モフモフした銀色の体毛を触っていると気持ちが落ち着く。
「な、なななな何を言っているのだ!? この性悪狐! ラインハルトと一緒に風呂だと……? そんな事はこの私が許さん!」
「これこれ、エリカや。お主も一緒に入りたいならそう言えば良いじゃろう? わらわ、以前にもお主に言ったが、お主は素直な時の方が可愛いのだぞ……?」
「ラインハルトと一緒に風呂……? べ、別に入りたくないわ! だ、だだだけど、お、お前がラインハルトに何をするか分からないからな! 仕方がないから一緒に入ってやる!」
「全くお主は素直ではないのじゃな。じゃが、そんなお主もまた可愛いぞ……」
「か、可愛い……? うるさいうるさい! この性悪狐め……私のラインハルトをどうするつもりなのだ!?」
エリカがアナスタシアを睨みつけると、ギレーヌがエリカの肩に腕を回した。
すっかり酔いが回り、上機嫌になった褐色の美女がエリカの頭を撫でている。
「それじゃあたしも一緒に入るぞ。ラインハルト、あたしの背中を流してくれないか?」
「結局皆一緒に入るのか……」
「なんだぁ? お前さん、こんな美女が風呂に誘ってやってるのに不満そうじゃねぇか。お前さん、本当は女なんじゃないのか? 以前から不思議に思ってたが、美少女に囲まれながら暮らしているにもかかわらず、誰にも手を出さねぇんだから不思議な奴だ」
「うるさいな……分かったよ、一緒に風呂に入れば良いんだろう!?」
俺達のやり取りを聞いていたエステルが恥ずかしそうに顔を隠している。
「ラインハルト君って女好きなんだね……」
「いやいや、そういう訳じゃないから! 何を言ってるんだ、エステルは」
「だって、こんなに綺麗な人達と旅をしているんでしょう? 本当に凄いよ……君は。魔物だって愛せる特殊な性癖の持ち主なのかな?」
「おいおい、今サラっと俺の性癖がどうとか言ったな? 確かに俺の仲間は魔物だけど、人間化すれば普通の女の子なんだよ。だから決して俺が魔物好きとかそういう訳じゃないんだ!」
「へぇ……だけどこんな僕にも優しくしてくれるんだから、やっぱり君は魔物好きなんだよ。それとも獣人の事が好きなのかな? 確か……人間の間ではケモナーって言うんだよね」
俺がケモナー?
まさか。
エルテルは何を言っているんだ。
「ラインハルト君、さっきの冒険者達、一度も僕の事を見てくれなかったんだよ。獣人ってさ、昔は奴隷だったんだよね。人間からすれば道具でしかなかったんだ。だから今でも僕達獣人をゴミの様な目で見たり、道具扱いする人間も居るんだよ」
「確かに、一度もエステルと話さなかったよな……」
「うん……僕はシュターナーを救える冒険者を探すためにイステルを目指していたんだ。

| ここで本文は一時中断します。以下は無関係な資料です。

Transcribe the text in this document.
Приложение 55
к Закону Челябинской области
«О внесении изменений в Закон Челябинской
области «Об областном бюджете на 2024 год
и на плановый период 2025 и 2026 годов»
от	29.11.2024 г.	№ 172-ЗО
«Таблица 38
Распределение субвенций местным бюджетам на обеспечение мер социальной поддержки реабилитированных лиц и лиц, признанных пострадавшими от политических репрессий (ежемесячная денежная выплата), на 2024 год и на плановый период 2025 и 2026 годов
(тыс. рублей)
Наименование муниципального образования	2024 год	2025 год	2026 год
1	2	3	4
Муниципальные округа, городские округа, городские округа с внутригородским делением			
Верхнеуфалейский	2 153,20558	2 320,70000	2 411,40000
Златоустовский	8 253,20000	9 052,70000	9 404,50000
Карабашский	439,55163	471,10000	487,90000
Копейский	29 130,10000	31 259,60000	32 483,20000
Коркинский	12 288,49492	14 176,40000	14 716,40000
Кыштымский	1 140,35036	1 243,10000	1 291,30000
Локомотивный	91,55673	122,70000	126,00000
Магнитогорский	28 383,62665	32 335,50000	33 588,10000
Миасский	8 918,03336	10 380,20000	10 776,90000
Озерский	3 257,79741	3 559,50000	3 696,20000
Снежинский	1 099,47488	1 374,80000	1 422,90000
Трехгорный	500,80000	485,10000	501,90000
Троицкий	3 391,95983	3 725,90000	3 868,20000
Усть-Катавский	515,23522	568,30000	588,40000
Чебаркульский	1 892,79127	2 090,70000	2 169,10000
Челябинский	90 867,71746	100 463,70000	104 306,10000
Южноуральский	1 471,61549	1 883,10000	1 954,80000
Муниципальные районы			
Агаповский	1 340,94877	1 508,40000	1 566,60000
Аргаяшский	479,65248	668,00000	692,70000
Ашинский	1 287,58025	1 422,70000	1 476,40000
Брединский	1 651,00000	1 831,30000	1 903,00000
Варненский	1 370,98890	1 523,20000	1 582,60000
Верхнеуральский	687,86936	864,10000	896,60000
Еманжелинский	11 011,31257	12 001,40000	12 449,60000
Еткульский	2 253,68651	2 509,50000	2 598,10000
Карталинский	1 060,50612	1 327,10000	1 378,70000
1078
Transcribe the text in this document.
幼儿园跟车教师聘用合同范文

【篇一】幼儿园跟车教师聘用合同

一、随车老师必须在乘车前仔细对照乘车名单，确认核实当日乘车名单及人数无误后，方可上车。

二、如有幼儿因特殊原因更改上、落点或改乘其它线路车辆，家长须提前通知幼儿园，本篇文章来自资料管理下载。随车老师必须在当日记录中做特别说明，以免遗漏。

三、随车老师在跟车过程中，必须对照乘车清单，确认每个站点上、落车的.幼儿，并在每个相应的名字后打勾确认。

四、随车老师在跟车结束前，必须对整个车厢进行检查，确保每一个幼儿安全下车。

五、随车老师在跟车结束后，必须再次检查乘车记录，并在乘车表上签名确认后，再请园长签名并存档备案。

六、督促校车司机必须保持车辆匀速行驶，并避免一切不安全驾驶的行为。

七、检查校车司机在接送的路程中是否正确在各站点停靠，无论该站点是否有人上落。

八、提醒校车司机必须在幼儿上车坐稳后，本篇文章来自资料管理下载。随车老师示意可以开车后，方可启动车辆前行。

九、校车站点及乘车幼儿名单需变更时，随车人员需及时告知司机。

この二日間で何人かの冒険者と出会ったけど、誰も僕達の村を救ってくれるなんて言わなかった。だけど、君は見ず知らずの僕を助けてくれるだけじゃなくて、こうして料理まで作ってくれて……僕を受け入れてくれた……」
黒い体毛に包まれた小さな手で涙を拭うと、俺は改めてエステルの言葉を考えた。
エステルはブラックベアを討伐出来る冒険者を探していたのだ。
だが冒険者達は誰もエステルの村を救おうとはしなかった。
俺は普段から魔物娘達に助けられて生きている。
だから困っている魔物が居ればいつでも救うつもりだ。
それがソロモン王から加護を授かった俺の使命だとも思っている。
アドリオンに居た頃は自分の使命なんてはっきりとは自覚出来なかった。
だがソロモン王は俺の性格を見抜き、使命を与えてくれた。
俺はミノタウロスからゴールデンスライムを守り、宝物庫に到達した。
魔物を守るために命を懸けられる人間だけがソロモンの指輪の使用を許可される。
そうして俺は千年ぶりにソロモン王の力を現世に復活させた。
この力はエルテルの様な自分達では問題を解決出来ない魔物のために使う。
きっとソロモン王は俺が魔物を守れる人間だと理解していたのだろう。
だから傷付いたエリカを任せるため、壺に彼女を封印していた。
いつの日か、エリカの面倒を見られる冒険者に託すために……。
「エステル、俺が君の村を救うよ。だからもう泣くな」
「ありがとう……ラインハルト君……」
エステルは暫く泣き続け、アナスタシアはそんなエステルを慰めていた。
エリカが風呂を沸かすと、結局俺は彼女達と共に風呂に入る事になった……。